Reste qu’on y prend un plaisir fou. Plaisir de l’atmosphère conviviale de l’entreprise, qui transcende ce que l’autodérision hollywoodienne peut receler d’un peu roublard. Plaisir de retrouver des anciens de la galaxie Soderbergh (comme Catherine Zeta-Jones, belle à mourir et pleine de poigne) ou de découvrir notre Vincent Cassel national s’amuser comme un petit fou dans un rôle de gentleman-cambrioleur aristo-racaille adepte de la capoeira (les plans où il s’y entraîne sont superbes).
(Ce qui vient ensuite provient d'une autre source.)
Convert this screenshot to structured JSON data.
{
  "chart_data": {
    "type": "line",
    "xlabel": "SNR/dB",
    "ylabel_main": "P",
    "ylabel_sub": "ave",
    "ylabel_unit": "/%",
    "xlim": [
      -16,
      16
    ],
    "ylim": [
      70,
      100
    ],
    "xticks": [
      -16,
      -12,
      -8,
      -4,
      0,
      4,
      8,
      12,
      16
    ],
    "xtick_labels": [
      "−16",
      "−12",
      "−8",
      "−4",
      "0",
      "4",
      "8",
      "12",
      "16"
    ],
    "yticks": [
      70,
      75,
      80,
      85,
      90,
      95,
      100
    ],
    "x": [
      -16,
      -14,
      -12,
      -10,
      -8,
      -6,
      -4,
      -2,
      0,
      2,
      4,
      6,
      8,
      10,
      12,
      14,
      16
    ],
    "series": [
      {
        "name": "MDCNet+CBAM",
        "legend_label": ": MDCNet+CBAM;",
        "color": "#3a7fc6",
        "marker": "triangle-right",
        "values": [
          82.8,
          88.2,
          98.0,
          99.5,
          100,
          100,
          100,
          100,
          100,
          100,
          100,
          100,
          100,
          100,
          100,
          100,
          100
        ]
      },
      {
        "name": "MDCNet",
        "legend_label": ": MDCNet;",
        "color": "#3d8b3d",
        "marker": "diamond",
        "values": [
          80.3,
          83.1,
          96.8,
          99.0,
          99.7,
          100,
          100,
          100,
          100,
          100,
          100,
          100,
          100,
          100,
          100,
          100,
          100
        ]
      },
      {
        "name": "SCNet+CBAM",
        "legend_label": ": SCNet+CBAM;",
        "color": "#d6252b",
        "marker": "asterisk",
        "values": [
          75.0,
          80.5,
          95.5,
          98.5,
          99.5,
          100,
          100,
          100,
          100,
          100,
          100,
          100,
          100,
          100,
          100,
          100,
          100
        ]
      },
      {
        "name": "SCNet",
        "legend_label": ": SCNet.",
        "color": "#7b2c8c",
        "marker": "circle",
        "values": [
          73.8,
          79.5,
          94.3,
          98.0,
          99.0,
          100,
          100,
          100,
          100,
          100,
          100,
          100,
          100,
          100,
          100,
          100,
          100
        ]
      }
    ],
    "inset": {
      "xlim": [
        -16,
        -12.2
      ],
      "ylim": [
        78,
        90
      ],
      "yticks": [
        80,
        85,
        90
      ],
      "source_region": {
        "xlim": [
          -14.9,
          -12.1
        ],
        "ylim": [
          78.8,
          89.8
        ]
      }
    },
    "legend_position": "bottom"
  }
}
Certes, on ne peut s’empêcher de tiquer en voyant une fois de plus un Français incarner l’arrogance face aux Américains ; le personnage ne manque néanmoins pas d’atouts et de panache, et le face-à-face USA-Old Europe est traité avec un tel humour qu’on abandonne bien vite les réflexes chauvins…

Quelques grammes de superficialité dans ce monde si grave… Propos amoral ? Sans doute, mais il ne s’agit pas ici de sous-idéologie lénifiante passée en contrebande : ce manifeste s’exprime au grand jour, avec une élégance folle, une ironie pétillante et un esprit vif. A telle enseigne que le vrai scandale serait d’y résister.